I wanted to say one thing about something I believe (I don't remember a source) Lorenz said about the "Butterfly Effect". A butterfly may change the initial conditions enough to cause a hurricane in a chaotic system. However, another butterfly is just as likely to change the initial conditions to PREVENT a hurricane.

What the Butterfly Effect really does is give one a general qualitative understanding of Chaos, where something like they Lyapunov Spectrum gives a quantitative understanding. What is really being discussed is the extreme sensitivity to initial conditions. And interestingly enough, this can be observed in a very simple recurrence relation (one dimensional logistic map).

Something that is interesting in Chaotic systems is also the dependence on a parameter. In some systems you can simply set the parameter to a value, and never observe chaos. Yet, the governing equation of the state may exhibit chaos by simply changing the parameter. Chaos can even be controlled by playing with that system parameter.

However, don't think that chaos just lives in an abstract mathematical space. "Chua's circuit" can actually be built, and the differential equations nicely model real measured results.
 
  • #7
I found one book title, Chaos and Structures from Provenzale and Balmforth. I don't really have to believe its a real book title yet but at least there's something for the holidays :-))
 
  • #8
"Investopedia Says:
Chaos theory has been applied to many different things, from predicting weather patterns to the stock market. Simply put, chaos theory is an attempt to see and understand the underlying order of complex systems that may appear to be without order at first glance."
 
  • #9
Are you interested in studying chaos theory? I can recommend some fantastic books.
 
  • #10
No it okay.
 

1. What are dynamical systems?

Dynamical systems are mathematical models that describe how a system or object changes over time. They involve studying the behavior of a system's variables and how they interact with each other and their environment.

2. How does celestial mechanics relate to dynamical systems?

Celestial mechanics is a branch of dynamical systems that specifically studies the motion of celestial objects, such as planets, moons, and stars. It uses mathematical models to understand and predict the behavior of these objects in space.

3. What is the Poincare map in dynamical systems?

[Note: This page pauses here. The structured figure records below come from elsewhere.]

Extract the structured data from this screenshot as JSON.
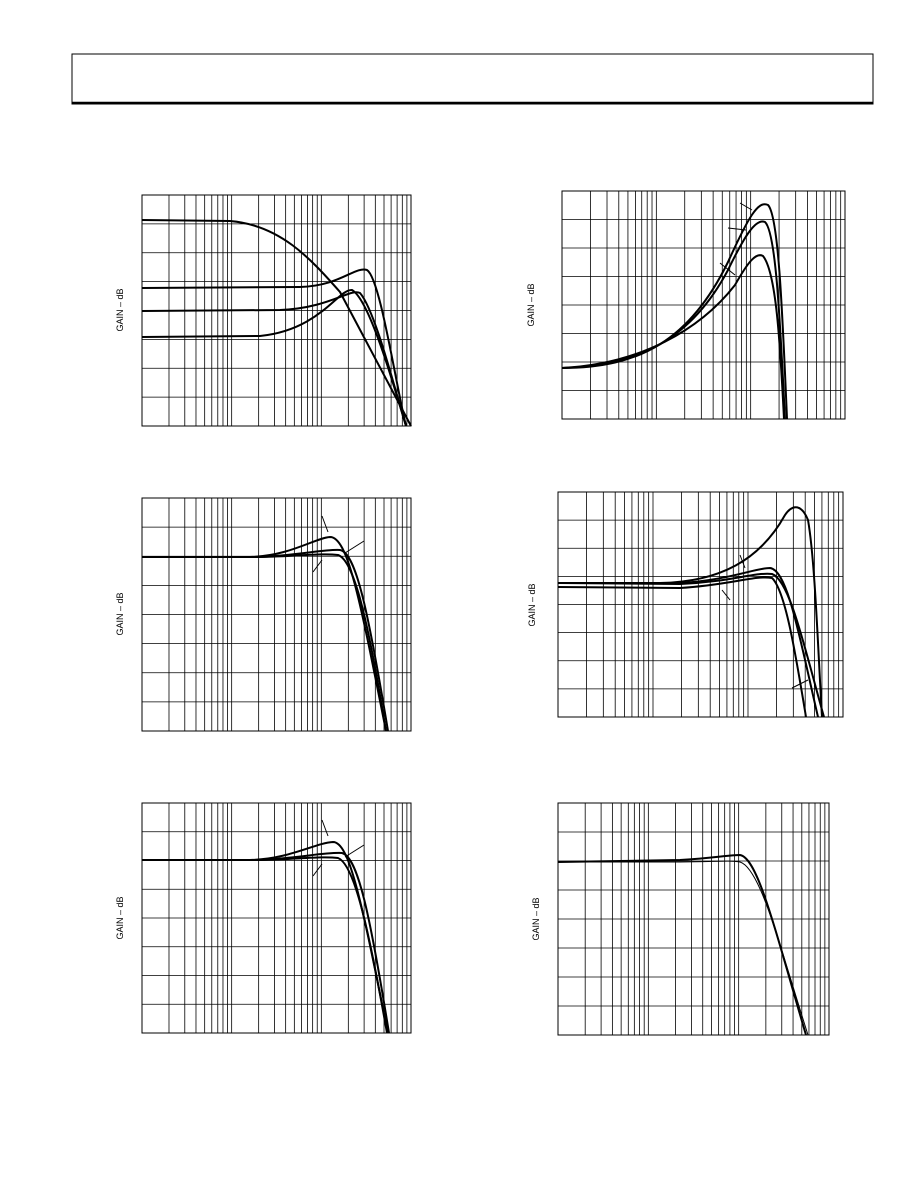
{
  "panels": [
    {
      "y_label": "GAIN – dB"
    },
    {
      "y_label": "GAIN – dB"
    },
    {
      "y_label": "GAIN – dB"
    },
    {
      "y_label": "GAIN – dB"
    },
    {
      "y_label": "GAIN – dB"
    },
    {
      "y_label": "GAIN – dB"
    }
  ]
}
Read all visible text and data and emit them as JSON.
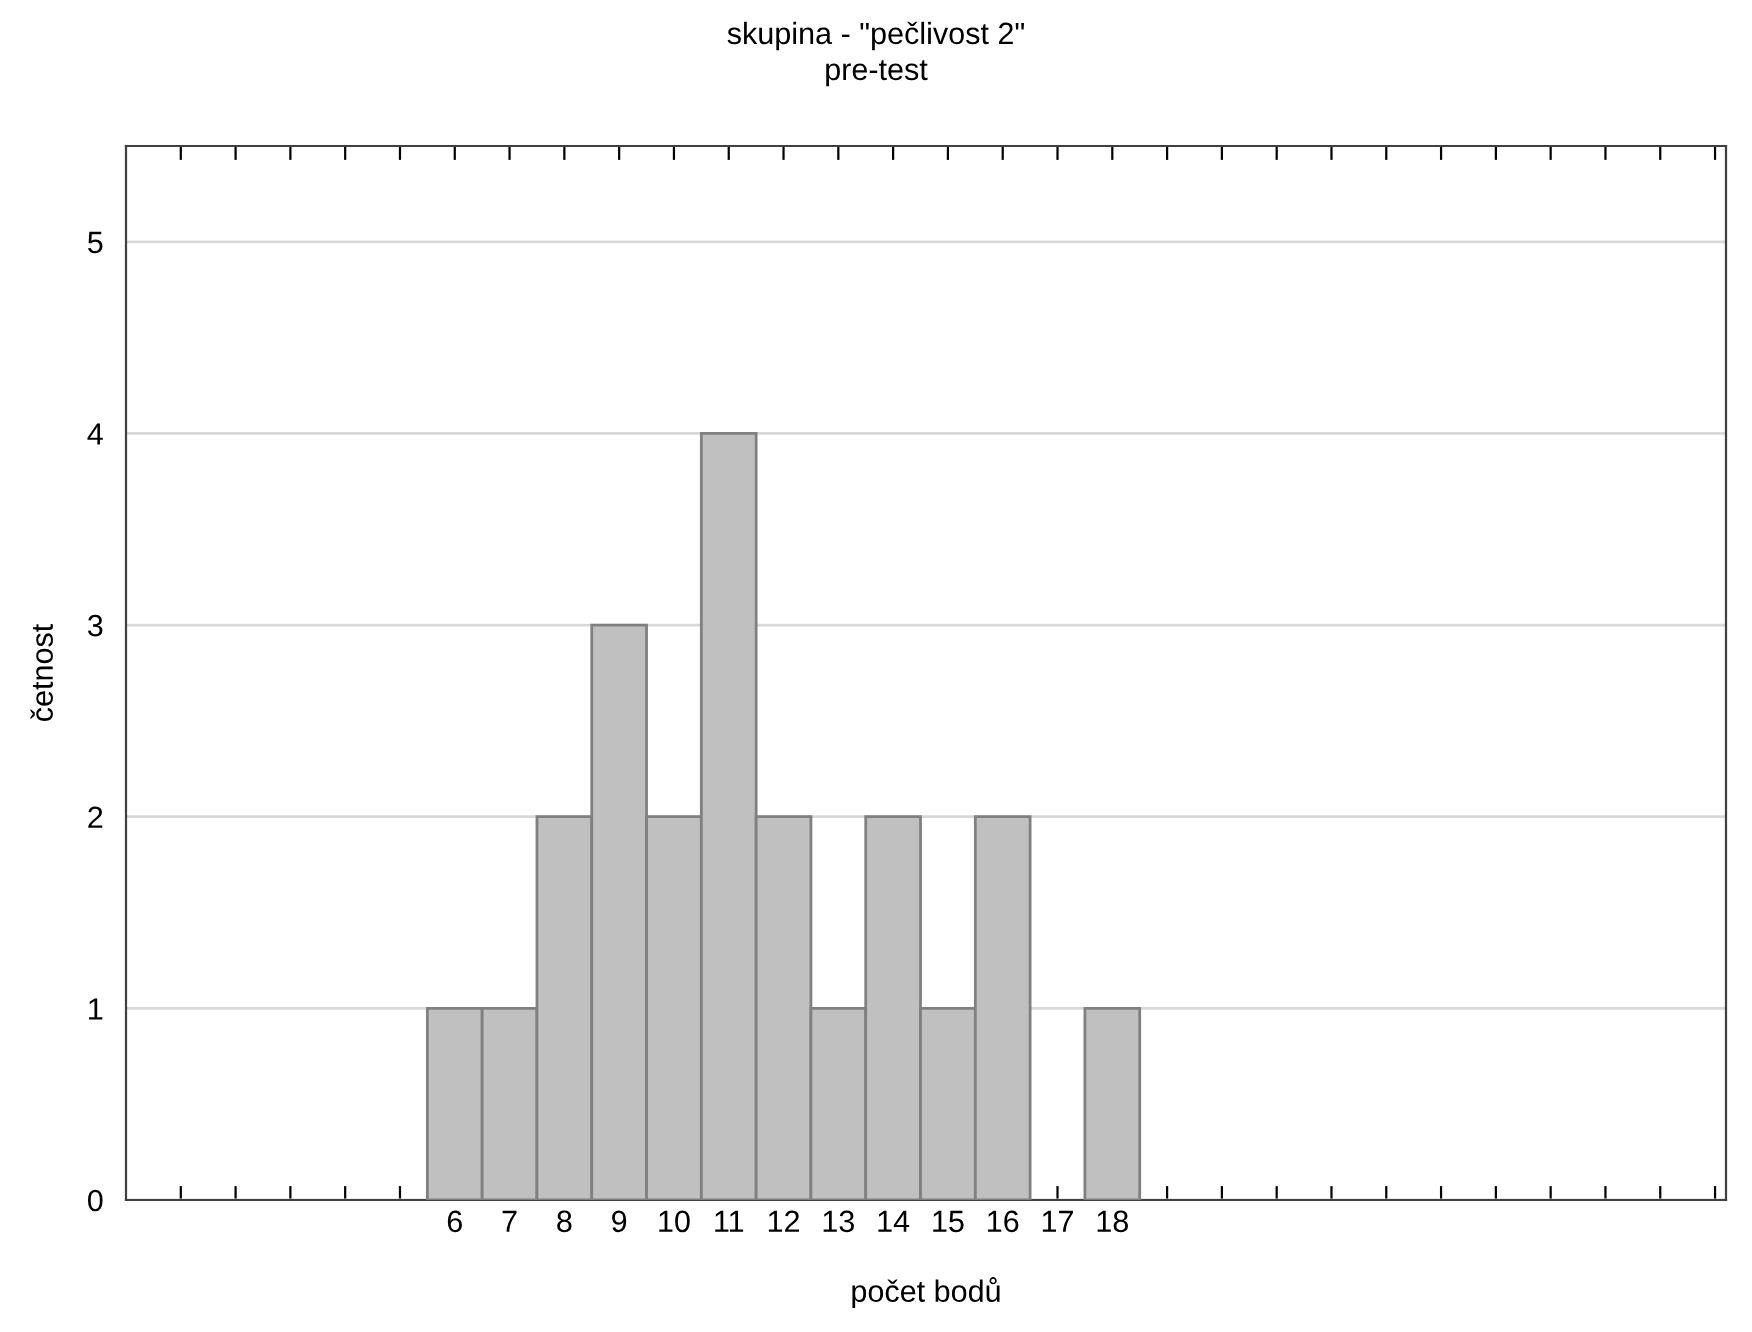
{
  "chart_data": {
    "type": "histogram",
    "title": "skupina - \"pečlivost 2\"",
    "subtitle": "pre-test",
    "xlabel": "počet bodů",
    "ylabel": "četnost",
    "bins": [
      5.5,
      6.5,
      7.5,
      8.5,
      9.5,
      10.5,
      11.5,
      12.5,
      13.5,
      14.5,
      15.5,
      16.5,
      17.5,
      18.5
    ],
    "values": [
      1,
      1,
      2,
      3,
      2,
      4,
      2,
      1,
      2,
      1,
      2,
      0,
      1
    ],
    "color": "#c0c0c0",
    "xlim": [
      0,
      29.2
    ],
    "xticks": [
      {
        "value": 1,
        "label": null
      },
      {
        "value": 2,
        "label": null
      },
      {
        "value": 3,
        "label": null
      },
      {
        "value": 4,
        "label": null
      },
      {
        "value": 5,
        "label": null
      },
      6,
      7,
      8,
      9,
      10,
      11,
      12,
      13,
      14,
      15,
      16,
      17,
      18,
      {
        "value": 19,
        "label": null
      },
      {
        "value": 20,
        "label": null
      },
      {
        "value": 21,
        "label": null
      },
      {
        "value": 22,
        "label": null
      },
      {
        "value": 23,
        "label": null
      },
      {
        "value": 24,
        "label": null
      },
      {
        "value": 25,
        "label": null
      },
      {
        "value": 26,
        "label": null
      },
      {
        "value": 27,
        "label": null
      },
      {
        "value": 28,
        "label": null
      },
      {
        "value": 29,
        "label": null
      }
    ],
    "ylim": [
      0,
      5.5
    ],
    "yticks": [
      0,
      1,
      2,
      3,
      4,
      5
    ],
    "grid": "y"
  }
}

The Poincare map is a tool used in dynamical systems to analyze the behavior of a system by looking at how it evolves over certain time intervals. It involves plotting the points at which a system's variables return to a given state, creating a map that shows the system's behavior over time.

4. What is the significance of Laplace's work in dynamical systems?

Pierre-Simon Laplace was a French mathematician and astronomer who made significant contributions to the study of dynamical systems, particularly in celestial mechanics. His work on the gravitational interactions between celestial bodies laid the foundation for our understanding of the solar system and the laws of motion.

5. What is the butterfly effect in dynamical systems?

The butterfly effect is a concept in dynamical systems that describes how small changes in initial conditions can lead to vastly different outcomes in the long term. It suggests that even tiny variations in a system's initial state can have a significant impact on its future behavior, making it difficult to predict with certainty.